How to Select the Right Corporate Structure for Your New Business
Choosing your new company’s corporate structure is an important decision. The structure you select determines the business’s management hierarchy, tax rates, lawsuit liability, and fundraising abilities. Making a change later is a confusing process that can cause tax penalties. Here are a few factors to help you make the right choice the first time.
Limited Liability Company
Many small businesses file as a limited liability company, commonly known as an LLC. This type of organization is easy to set up with less paperwork and offers flexibility in choosing the business’s ownership, management, and taxation. In addition, it provides financial and legal protection for the owners unless a criminal act or fraud is committed. Another advantage is pass-through taxation, meaning earnings are filed as personal income eliminating the chance of double taxation on personal and business income. Finally, an LLC gives your small business credibility and is a way to build your company’s credit history, making it easier to qualify for a business loan.
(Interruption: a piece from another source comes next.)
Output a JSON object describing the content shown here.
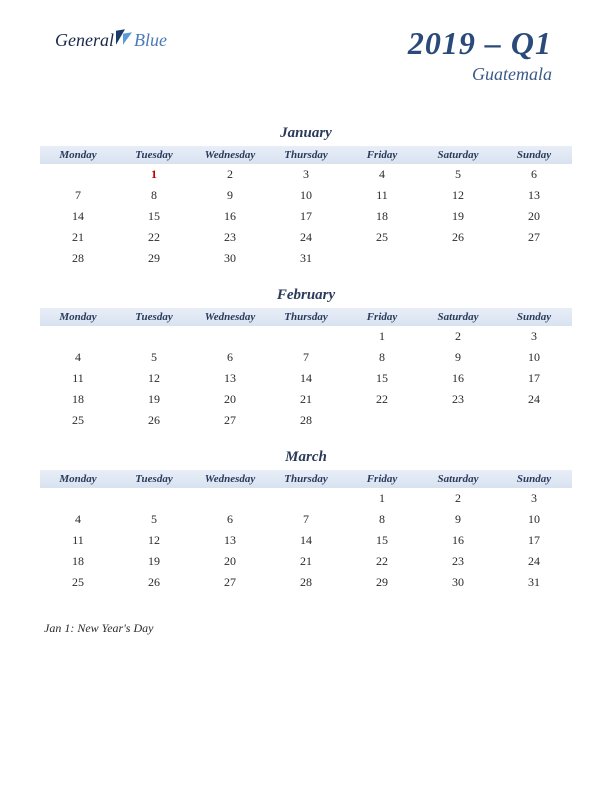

The sole proprietorship is an excellent choice if you want to be your own boss and run a business from home. However, it makes you solely responsible for the company’s debts and profits. It is easy to set up, requires little paperwork, and is simple to dissolve if you change your mind later. You may also be eligible for tax deductions exclusive to sole proprietorship companies, such as a deduction for health insurance. Any profits are categorized as personal income as well.
A partnership may be the way to go if you plan on going into business with a partner. Although more expensive to set up than an LLC or sole proprietorship, it enables you to make joint business decisions and share profits and losses. This structure makes you more likely to qualify for a small business loan since two personal credit histories are considered. Any business income is reported as personal income.
A corporation is the best structure if you have big expansion plans for your company. It offers you favorable tax rates, the ability to sell stocks, and gives you liability protection. Your company must have a board of directors that meets several times a year. This allows the business to continue should one of the founders exit. You also can secure multiple investors to raise capital to launch the company.
Choosing the proper corporate structure for your company helps you set your new business up for success.